Dieses Thema im Forum "Unix & Terminal" wurde erstellt von Schnapper, 04.10.06.

  1. Schnapper

    Schnapper Gast

    Hi,

    unter Linux und Solaris hatte ich hiermit bisher keine Probleme, aber mein Mac OS X lässt sich nicht dazu überreden, bei einem SSH (oder RSYNC oder SCP, welches ja ssh verwendet) Kommando auch Ordner mit Leerzeichen zu akzeptieren. Der nimmt dann nur den ersten Teil vor dem Leerzeichen und bricht ab, weil er denn Ordner natürlich nicht findet. Beispiel:

    scp user@rechner:~/Ordner\ mit\ Leerzeichen/ ~/temp

    oder andere Schreibweise:
    scp user@rechner:~/"Ordner mit Leerzeichen"/ ~/temp

    mit beiden Versionen kann mein ssh offensichtlich nichts anfangen.
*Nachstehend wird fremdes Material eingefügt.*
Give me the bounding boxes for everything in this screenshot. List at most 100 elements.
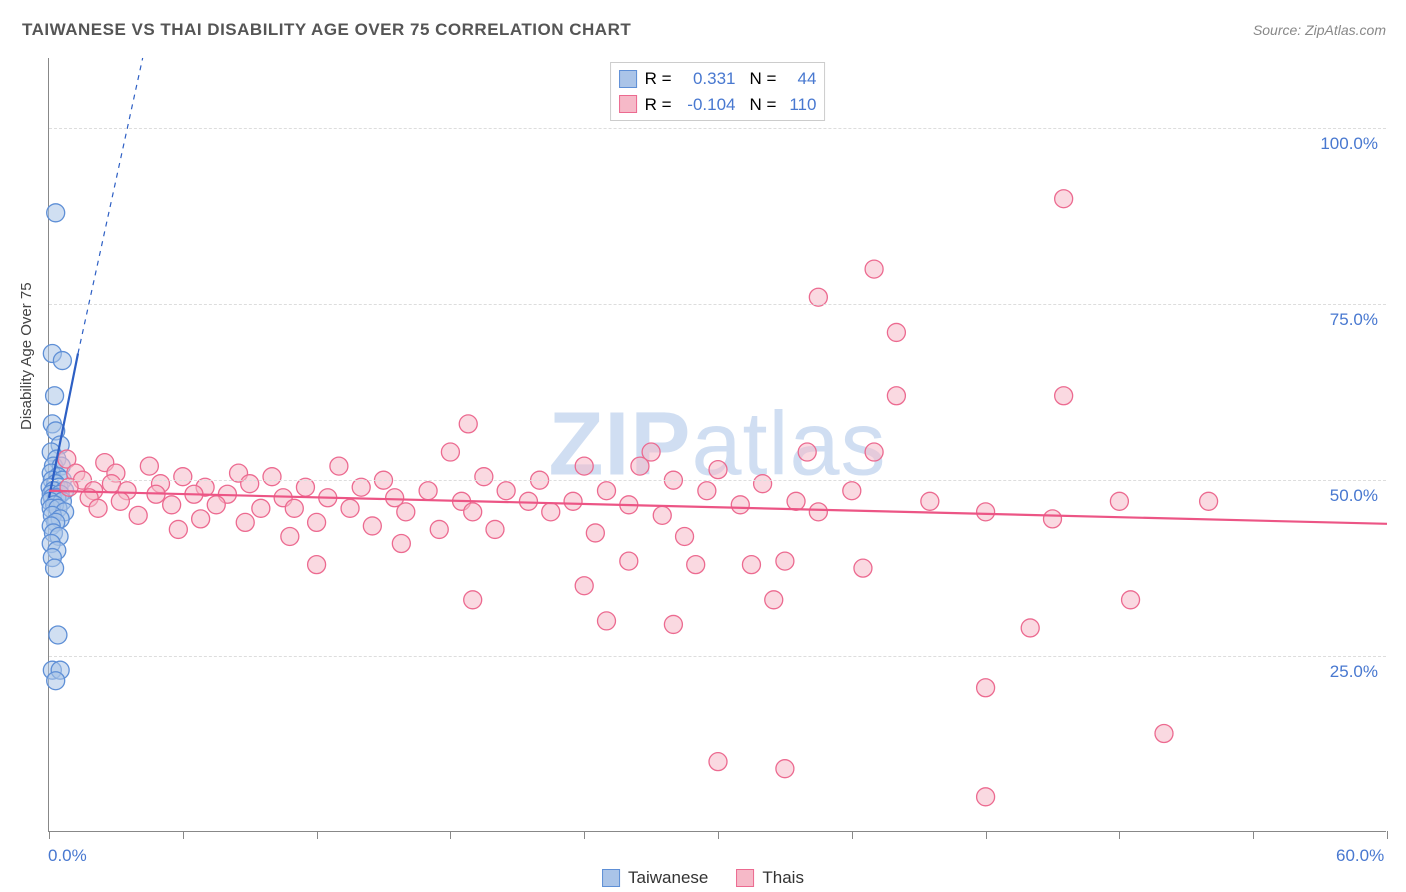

Hat jemand ne Idee, wie ich das Problem umgehe oder löse?
     
  2. interpreter

    Dabei seit:
    22.02.06
    Beiträge:
    36
    Probier mal den Ordner gequotet und Backslash rekursiv zu ziehen:
    Code:
    scp -r user@host:"/home/user/leerzeichen\ ordner" ./
    Wenn der Ordner nicht rekursiv gezogen wird, bricht scp mit "not a regular file" ab.
     
  3. Schnapper

    Schnapper Gast

    Hmm, doppelt hält besser, oder wie? Ok, probiere ich heute Abend mal aus, wenn ich nach hause komme. Das mit dem -r ist schon klar, das hatte ich in dem Beispiel natürlich nur vergessen. Daran lag die Meldung nicht, es ging nur um das Auflösen des Ordnernamens.
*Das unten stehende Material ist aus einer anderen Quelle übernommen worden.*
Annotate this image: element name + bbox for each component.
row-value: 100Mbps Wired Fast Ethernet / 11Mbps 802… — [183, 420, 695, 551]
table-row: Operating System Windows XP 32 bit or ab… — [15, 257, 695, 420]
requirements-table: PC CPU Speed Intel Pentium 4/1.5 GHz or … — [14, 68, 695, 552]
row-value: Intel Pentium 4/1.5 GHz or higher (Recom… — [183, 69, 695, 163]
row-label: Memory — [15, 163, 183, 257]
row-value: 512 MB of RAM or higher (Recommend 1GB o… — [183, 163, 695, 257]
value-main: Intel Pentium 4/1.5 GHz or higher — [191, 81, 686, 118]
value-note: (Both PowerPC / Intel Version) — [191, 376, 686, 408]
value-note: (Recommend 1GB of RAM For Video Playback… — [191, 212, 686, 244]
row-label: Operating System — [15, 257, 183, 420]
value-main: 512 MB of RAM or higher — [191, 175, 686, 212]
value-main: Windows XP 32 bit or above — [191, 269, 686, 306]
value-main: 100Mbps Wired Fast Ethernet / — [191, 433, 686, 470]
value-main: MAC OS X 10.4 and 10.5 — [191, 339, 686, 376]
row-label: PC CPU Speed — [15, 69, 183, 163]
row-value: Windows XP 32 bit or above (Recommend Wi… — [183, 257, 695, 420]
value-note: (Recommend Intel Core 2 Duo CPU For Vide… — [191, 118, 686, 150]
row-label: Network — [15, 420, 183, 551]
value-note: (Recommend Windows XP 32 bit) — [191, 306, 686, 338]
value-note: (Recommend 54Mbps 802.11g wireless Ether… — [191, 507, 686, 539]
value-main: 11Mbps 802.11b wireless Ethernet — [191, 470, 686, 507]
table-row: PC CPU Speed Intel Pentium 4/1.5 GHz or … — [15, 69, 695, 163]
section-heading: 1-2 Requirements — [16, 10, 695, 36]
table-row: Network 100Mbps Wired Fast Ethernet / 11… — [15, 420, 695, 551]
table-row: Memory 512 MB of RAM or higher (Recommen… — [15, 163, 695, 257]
    Gut, ich teste nachher und poste dann nochmal Erfolg oder Misserfolg ;)
    Danke einstweilen!
     
  4. Schnapper

    Schnapper Gast

    Hi!

    Jupp, klappt wunderbar. Also die mischform: In Anführungsstrichen und mit \, wie z.B.:

    scp -r user@host:~/Desktop/"Ordner\ mit\ Leerzeichen" ~/Desktop

    oder so...
    vielen Dank!
     
  5. Hilarious

    Hilarious Gelbe Schleswiger Reinette

    Dabei seit:
    10.08.05
    Beiträge:
    1.759
    Tipp: Du kannst übrigens auch einen Ordner von der lokalen Festplatte, also zum Beispiel vom Finder-Desktop direkt in das geöffnete Terminalfenster hineinziehen und fallen lassen. Das Terminal schreibt dann automatisch an die Cursorposition den Dateipfad inklusive korrekter Notation. Dies könnte Dir dann helfen, wenn Du auf dem lokalen Rechner (Ziel) die nahezu gleiche Struktur hast, wie auf dem Quellrechner.